Purpose: To examine the influence of cardiac and noncardiac medications on sexual activity by drug classification and generation of the drug, among men and women with cardiovascular disease.
Data sources: This study was a subanalysis (n = 224) of survey data from a cross-sectional sample of 336 cardiac patients. Self-reported medications were categorized by generic drug name, classification, and subclass and/or generation of the drug. Sexual activity was the presence or absence of current sexual activity in the last 2 months.
Conclusions: Patients taking generation one beta blockers, particularly men; diuretics as a class; and loop diuretics, were significantly less likely to be sexually active, with diuretics negatively influencing sexual activity in women, but not men. Certain antidepressant medications positively influenced sexual function, particularly for women. Nearly 20% of the variances in sexual activity were explained by younger age, fewer number of medications, higher education, and having a sexual partner.

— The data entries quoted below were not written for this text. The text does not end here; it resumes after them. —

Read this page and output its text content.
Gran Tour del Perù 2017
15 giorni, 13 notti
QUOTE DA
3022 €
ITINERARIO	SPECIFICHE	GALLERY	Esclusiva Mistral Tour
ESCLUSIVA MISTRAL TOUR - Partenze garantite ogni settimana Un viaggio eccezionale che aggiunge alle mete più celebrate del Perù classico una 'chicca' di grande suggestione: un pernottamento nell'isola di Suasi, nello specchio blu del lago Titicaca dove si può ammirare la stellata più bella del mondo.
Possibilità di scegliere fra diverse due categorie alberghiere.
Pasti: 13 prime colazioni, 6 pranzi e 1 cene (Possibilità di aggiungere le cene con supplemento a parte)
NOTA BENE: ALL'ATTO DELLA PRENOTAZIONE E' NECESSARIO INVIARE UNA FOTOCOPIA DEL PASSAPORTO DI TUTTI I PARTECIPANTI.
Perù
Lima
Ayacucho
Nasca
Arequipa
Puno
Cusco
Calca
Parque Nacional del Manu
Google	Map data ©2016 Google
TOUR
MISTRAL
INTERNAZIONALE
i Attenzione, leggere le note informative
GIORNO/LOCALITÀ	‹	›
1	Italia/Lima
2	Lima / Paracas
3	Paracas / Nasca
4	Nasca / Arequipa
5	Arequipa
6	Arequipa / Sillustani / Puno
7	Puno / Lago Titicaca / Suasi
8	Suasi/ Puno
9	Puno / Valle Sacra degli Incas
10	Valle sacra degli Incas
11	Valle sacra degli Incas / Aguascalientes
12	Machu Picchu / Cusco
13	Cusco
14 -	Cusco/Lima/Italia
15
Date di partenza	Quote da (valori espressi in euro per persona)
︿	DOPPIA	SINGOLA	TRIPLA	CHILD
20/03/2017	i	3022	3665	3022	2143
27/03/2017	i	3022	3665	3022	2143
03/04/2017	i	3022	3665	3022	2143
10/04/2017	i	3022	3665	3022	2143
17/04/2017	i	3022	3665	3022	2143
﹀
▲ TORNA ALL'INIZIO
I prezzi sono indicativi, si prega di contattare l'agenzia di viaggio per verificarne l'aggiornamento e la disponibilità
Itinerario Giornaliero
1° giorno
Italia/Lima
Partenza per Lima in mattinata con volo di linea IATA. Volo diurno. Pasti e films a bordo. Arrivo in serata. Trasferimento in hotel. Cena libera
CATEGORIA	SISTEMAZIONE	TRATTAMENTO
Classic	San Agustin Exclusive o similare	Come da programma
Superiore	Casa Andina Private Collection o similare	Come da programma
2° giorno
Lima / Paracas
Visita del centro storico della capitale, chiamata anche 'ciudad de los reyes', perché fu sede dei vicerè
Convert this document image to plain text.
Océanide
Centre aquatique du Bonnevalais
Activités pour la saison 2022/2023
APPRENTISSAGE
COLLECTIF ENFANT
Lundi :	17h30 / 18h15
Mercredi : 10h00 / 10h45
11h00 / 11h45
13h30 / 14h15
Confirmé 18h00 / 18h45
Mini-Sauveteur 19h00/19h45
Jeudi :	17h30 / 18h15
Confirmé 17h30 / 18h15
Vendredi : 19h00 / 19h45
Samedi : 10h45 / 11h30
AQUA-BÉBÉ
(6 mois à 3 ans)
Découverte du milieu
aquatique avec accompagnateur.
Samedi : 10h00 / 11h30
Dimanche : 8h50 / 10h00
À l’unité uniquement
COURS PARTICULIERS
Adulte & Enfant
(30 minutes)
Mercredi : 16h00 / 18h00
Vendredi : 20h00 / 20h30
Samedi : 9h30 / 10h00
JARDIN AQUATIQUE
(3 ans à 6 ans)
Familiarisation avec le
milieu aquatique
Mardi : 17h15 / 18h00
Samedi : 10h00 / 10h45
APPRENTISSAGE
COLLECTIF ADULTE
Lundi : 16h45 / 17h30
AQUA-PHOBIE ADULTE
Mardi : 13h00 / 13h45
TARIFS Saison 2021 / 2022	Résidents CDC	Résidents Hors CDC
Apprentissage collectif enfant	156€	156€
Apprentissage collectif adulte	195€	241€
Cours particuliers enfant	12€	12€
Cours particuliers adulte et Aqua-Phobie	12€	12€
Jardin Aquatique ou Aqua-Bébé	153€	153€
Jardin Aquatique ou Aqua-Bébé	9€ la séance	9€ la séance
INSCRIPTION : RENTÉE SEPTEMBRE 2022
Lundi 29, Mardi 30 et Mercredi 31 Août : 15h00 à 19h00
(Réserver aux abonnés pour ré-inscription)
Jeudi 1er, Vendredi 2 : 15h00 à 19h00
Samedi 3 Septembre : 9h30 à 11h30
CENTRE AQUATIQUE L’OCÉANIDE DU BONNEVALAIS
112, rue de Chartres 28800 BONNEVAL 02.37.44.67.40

Implications for practice: A new finding meriting further study was that loop diuretics negatively impacted sexual activity, particularly for women; and further studies of women overall are clearly needed. Advance practice nurses play an important role in evaluating medications, proactively choosing drugs within a class or subclass less likely to cause sexual problems, and in promoting sexual quality of life of cardiac patients.
Keywords: Sexual intimacy; cardiovascular disease; medications; sexual health.
©2015 American Association of Nurse Practitioners.